Шумскову показалось, что Николай уже догадался, зачем его позвали, осмелел:
— На то и война, чтоб силу мерить… А пушки и я еженощно слышу. В иной час, ежели по морозцу, так и чудится: вот он, фронт-то, назад откатывается — опять беда на порог… Давай табачку!
— Не откатится. Не дозволят! — с самоуверенностью знатока проговорил Николай, подавая кисет Антону.
— Да оно так. Меры принимает наш Верховный… Новая мобилизация объявлена, — сказал председатель и поднялся с табуретки. Затем тебя и позвал, Николай Иванович, — председатель сельсовета протянул повестку Зябреву: — По твою душу!

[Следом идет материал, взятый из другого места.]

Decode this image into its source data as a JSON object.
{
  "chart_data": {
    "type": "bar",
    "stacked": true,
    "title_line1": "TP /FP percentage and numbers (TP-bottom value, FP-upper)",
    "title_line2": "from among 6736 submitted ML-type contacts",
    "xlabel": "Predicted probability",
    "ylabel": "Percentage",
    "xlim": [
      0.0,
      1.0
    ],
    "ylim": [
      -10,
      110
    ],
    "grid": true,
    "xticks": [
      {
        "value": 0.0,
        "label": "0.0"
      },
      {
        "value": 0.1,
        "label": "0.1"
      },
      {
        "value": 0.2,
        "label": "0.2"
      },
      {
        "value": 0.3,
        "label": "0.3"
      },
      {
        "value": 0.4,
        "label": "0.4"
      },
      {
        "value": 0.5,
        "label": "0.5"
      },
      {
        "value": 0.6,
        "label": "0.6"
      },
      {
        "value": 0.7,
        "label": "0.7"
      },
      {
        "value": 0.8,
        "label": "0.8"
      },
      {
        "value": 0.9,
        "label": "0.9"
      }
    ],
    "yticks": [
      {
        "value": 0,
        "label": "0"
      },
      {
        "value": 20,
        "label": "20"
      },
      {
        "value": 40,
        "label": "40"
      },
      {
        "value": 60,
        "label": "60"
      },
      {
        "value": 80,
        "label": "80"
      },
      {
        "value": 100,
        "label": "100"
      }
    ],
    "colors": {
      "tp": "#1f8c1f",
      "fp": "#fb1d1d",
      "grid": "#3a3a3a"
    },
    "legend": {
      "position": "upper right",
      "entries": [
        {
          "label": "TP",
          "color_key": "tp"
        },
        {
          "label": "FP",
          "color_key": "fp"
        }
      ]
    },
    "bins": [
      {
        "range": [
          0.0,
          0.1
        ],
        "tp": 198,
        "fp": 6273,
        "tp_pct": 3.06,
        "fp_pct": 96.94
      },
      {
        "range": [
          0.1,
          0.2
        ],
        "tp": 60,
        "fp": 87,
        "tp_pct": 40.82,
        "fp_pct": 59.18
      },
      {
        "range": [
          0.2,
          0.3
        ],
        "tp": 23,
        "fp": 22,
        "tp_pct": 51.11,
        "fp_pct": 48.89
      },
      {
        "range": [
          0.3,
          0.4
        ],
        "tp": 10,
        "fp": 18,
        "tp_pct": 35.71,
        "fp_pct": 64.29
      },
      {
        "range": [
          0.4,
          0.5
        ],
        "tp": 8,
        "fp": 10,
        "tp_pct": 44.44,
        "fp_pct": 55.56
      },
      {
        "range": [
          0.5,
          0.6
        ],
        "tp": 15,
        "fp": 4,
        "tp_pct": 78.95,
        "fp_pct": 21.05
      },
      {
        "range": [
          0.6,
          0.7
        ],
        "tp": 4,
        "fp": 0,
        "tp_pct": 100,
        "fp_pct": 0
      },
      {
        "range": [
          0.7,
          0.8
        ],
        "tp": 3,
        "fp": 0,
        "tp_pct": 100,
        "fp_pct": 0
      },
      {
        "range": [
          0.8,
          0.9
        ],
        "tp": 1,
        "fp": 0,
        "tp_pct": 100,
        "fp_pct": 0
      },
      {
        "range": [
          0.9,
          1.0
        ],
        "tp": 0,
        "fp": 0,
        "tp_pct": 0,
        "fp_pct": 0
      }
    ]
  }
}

Антон Шумсков, битый двумя войнами солдат, знал что такое мобилизация, как много неведомого она сулит судьбе человека. Из-под мохнатых бровей наблюдая за Николаем, председатель свернул цигарку, приладил трут к осколку кремня, стал высекать рашпильным кресалом огонь. А когда раскурил цигарку, со вздохом сказал:
— Добирает война мужичков… Подчистую доберет — вот так-то, ешки-шашки. Мобилизация — закон!
— А и мудер ты, Захарыч! Пора бы уж бороду заводить… — кладовщик прочитал бумагу, повертел ее в руках и бережно положил на стол перед глазами председателя. — Повестка-то, может, и не мне вовсе, а Вешку. Мы ведь с ним и годочки и тезки круглые…
— Да бороду-то я заводил. Доросла до Толстовской — душить стала. Скосить пришлось, — с каким-то сторонним спокойствием проговорил Шумсков и задумался. Притих и Зябрев. Горячо дымились цигарки, послойным сизым туманцем полнилась изба.
Вернулась, наконец, бабка Надеиха.
— Ты меня, любезный председатель, ссаживай с должности — боле никуда не пойду. Видишь, как начупахалась-то? — бабка стащила с ног промокшие валенки с худыми калошами из автомобильной камеры и потрепала друг о друга. — Снег-то, что дрогало от студня, — одна мокрость. — Надеиха прошлепала босая к печке и сунула валенки на загнетку. Прошла в спаленку и оттуда договорила: — Да не об том, конешно, душа вознылась — валенки-то просохнут, а вот кто у баб слезы высушит — вся Лядовка ревмя ревет от твоей ефтой мобилизации: болтают, что всех заберут…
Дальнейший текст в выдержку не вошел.